Por suerte, uno de ellos nos contó exactamente cómo se imaginaba el siglo XXI. En 1894, la casa editora neoyorquina D. Appleton and Company publicó “A Journey in Other Worlds: A Romance of the Future”, escrito por John Jacob Astor IV, uno de los hombres más ricos de Estados Unidos. El clan Astor había hecho originalmente su fortuna en el comercio de pieles y aumentado sus millones a través de la inversión en tierras y propiedades. En 1897, John Jacob construiría el Hotel Astoria en Nueva York, al lado del Waldorf, propiedad de su primo William. El hotel era a la vez un símbolo de la riqueza de la familia Astor y un imán para la crema moderna de Nueva York (el mismo Tesla vivió allí hasta que lo echaron por no pagar sus cuentas). Es la autoría de Astor lo que hace que el libro sea una visión tan fascinante sobre las fantasías de la Gilded Age sobre su próspero futuro.
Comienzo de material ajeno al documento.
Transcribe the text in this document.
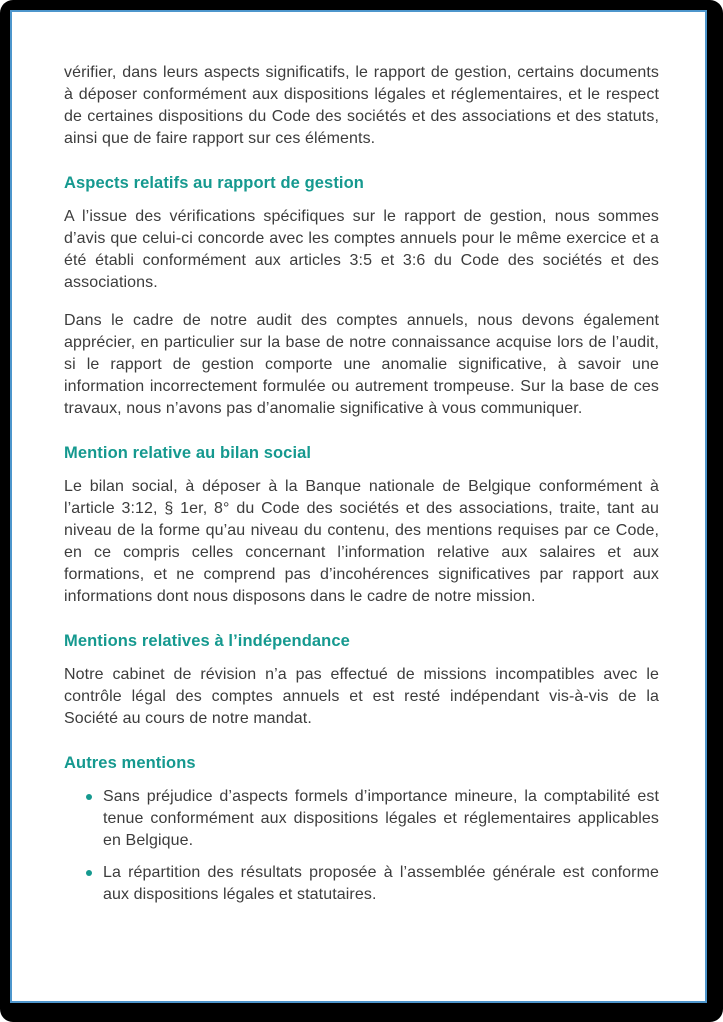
vérifier, dans leurs aspects significatifs, le rapport de gestion, certains documents à déposer conformément aux dispositions légales et réglementaires, et le respect de certaines dispositions du Code des sociétés et des associations et des statuts, ainsi que de faire rapport sur ces éléments.

Aspects relatifs au rapport de gestion

A l’issue des vérifications spécifiques sur le rapport de gestion, nous sommes d’avis que celui-ci concorde avec les comptes annuels pour le même exercice et a été établi conformément aux articles 3:5 et 3:6 du Code des sociétés et des associations.

Dans le cadre de notre audit des comptes annuels, nous devons également apprécier, en particulier sur la base de notre connaissance acquise lors de l’audit, si le rapport de gestion comporte une anomalie significative, à savoir une information incorrectement formulée ou autrement trompeuse. Sur la base de ces travaux, nous n’avons pas d’anomalie significative à vous communiquer.

Mention relative au bilan social

Le bilan social, à déposer à la Banque nationale de Belgique conformément à l’article 3:12, § 1er, 8° du Code des sociétés et des associations, traite, tant au niveau de la forme qu’au niveau du contenu, des mentions requises par ce Code, en ce compris celles concernant l’information relative aux salaires et aux formations, et ne comprend pas d’incohérences significatives par rapport aux informations dont nous disposons dans le cadre de notre mission.

Mentions relatives à l’indépendance

Notre cabinet de révision n’a pas effectué de missions incompatibles avec le contrôle légal des comptes annuels et est resté indépendant vis-à-vis de la Société au cours de notre mandat.

Autres mentions
Sans préjudice d’aspects formels d’importance mineure, la comptabilité est tenue conformément aux dispositions légales et réglementaires applicables en Belgique.
La répartition des résultats proposée à l’assemblée générale est conforme aux dispositions légales et statutaires.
“A Journey in Other Worlds” (“Un viaje a otros mundos”) es un ejemplo de lo que alguna vez se llamó “novela científica” (“scientific romance”). El próspero género literario no solo se publicó en forma de libro, sino también en revistas populares dirigidas a lectores de clase media. Publicaciones como Cassell’s Magazine, Pearson’s Magazine o The Strand (donde aparecieron por primera vez las historias de Sherlock Holmes de Arthur Conan Doyle) permitieron a los lectores descubrir relatos “científicos” sobre nuevos inventos extraños, máquinas que podían pensar y viajes al espacio. Algunos de los lectores de Astor podrían, por ejemplo, haber estado familiarizados con “The Coming Race”, de Edward Bulwer-Lytton, escrita un par de décadas antes y que presenta una raza sobrehumana de seres subterráneos que aprovechan la electricidad. Habrían leído los cuentos fantásticos de Julio Verne sobre aventureros que viajaban al centro de la tierra o descendían dos mil leguas bajo el mar. Es posible que hayan leído el cuento de Edward Page Mitchell, “El hombre más capaz del mundo”, en el New York Sun, sobre un hombre con un cerebro artificial. Y, en el mismo año en que se publicó el libro de Astor, los lectores podrían haber encontrado “Journey to Mars the Wonderful World”, de Gustavus W. Pope.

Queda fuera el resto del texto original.